Mancham awarded peace prize for statesmanship |21 June 2011
A communiqué from his Glacis-sur-Mer office said that Mr Mancham has been notified that the Gusi Peace Prize Committee in Manila, Philippines has decided to award him the Gusi Peace Prize 2011 for his “untiring effort, working for people’s amelioration, to find peaceful solution for people’s welfare and as a promoter of global forums for peace, reconciliation and prosperity.”
In a letter dated June 18, 2011 (Seychelles National Day), Ambassador Barry Gusi, chairman of the Board of Gusi Peace Prize International, who communicated news of the award to Mr Mancham, wrote – “Your contributions as founding President of the Republic of Seychelles have made you a living paradigm for others to emulate, not only in Seychelles, but throughout Africa, the United States of America, Europe, Asia and the international community.”

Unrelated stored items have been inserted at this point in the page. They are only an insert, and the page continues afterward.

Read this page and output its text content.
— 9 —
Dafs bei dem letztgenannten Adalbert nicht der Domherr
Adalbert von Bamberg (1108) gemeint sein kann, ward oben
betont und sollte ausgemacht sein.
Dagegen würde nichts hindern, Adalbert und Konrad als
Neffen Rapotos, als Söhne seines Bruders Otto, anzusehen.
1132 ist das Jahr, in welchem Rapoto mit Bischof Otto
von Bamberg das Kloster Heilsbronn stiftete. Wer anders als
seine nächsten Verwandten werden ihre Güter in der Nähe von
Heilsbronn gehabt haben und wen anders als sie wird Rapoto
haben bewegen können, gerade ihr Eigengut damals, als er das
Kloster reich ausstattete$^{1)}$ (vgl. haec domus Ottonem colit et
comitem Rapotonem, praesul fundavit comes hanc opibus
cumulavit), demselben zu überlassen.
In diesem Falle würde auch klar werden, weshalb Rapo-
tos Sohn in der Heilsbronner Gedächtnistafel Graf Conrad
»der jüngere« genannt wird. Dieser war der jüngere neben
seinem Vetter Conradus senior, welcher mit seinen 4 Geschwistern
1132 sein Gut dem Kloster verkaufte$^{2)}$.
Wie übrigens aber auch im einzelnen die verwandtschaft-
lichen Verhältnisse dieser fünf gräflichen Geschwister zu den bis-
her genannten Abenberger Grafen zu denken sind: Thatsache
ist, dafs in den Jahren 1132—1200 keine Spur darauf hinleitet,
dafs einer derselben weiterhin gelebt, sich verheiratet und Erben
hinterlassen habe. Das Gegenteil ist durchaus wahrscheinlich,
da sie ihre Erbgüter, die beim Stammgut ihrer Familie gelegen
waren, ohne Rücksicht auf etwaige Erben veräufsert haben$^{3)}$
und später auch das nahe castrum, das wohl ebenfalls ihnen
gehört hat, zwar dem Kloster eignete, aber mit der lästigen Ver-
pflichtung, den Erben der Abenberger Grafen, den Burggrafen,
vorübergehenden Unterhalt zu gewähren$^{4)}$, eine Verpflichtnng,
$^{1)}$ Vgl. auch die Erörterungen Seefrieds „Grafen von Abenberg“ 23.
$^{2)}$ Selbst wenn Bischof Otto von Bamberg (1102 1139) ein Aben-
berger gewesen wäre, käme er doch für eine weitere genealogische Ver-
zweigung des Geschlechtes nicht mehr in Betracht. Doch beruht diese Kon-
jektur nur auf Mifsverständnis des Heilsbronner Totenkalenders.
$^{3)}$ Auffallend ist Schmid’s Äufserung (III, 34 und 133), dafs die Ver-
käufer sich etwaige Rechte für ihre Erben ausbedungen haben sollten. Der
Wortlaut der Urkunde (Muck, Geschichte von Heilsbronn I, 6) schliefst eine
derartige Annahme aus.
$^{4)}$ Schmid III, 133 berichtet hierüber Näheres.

Often referred to as the Nobel Peace Prize of Asia, the Gusi Peace Prize is mandated by Presidential Proclamation No.1476 – signed by former Philippines President, Gloria Macapagal-Arroyo – declaring every fourth Wednesday of November as ‘The Gusi Peace Prize International Friendship Day.’ That is why the Gusi Peace Prize awarding ceremony will take place this year on November 24, 2011.
The Gusi Peace Prize is named after the late Captain Gemeniano Javier Gusi who is considered an hero in the Philippines in the way he fought Japanese invaders during World War II after which he became a popular active advocate of human rights. (Ambassador Barry Gusi is the son of the late Captain).
Today the Gusi Peace Prize represents one of the highest honours for distinguished individuals from the four corners of the globe. In recognising the most brilliant examples of those working towards the attainment of peace and respect for human life and dignity, the Gusi Peace Prize aims at bringing out the best of human achievements, ideals and values.
The awards are given out every year to individual or groups worldwide who have proven themselves to be brilliant exemplars of society, as well as contributors to peace and human rights. The Foundation receives more than a 1000 proposals each year – but the 13-member committee strictly select only 15. This year there were more than 1,300 proposals and Mr Mancham was among the 15 selected.
In a statement issued yesterday morning, Mr Mancham said that the news of the award has deeply impacted on him. He said that it confirms the fact that there are people in the world who are appreciative of the efforts of those who are committed to continue searching for peace in a sadly divided and problematic world.
He said that he was very much looking forward to visit the Philippines in November to collect the award for the Philippines is to him a country “rich in the spirit of the soul.”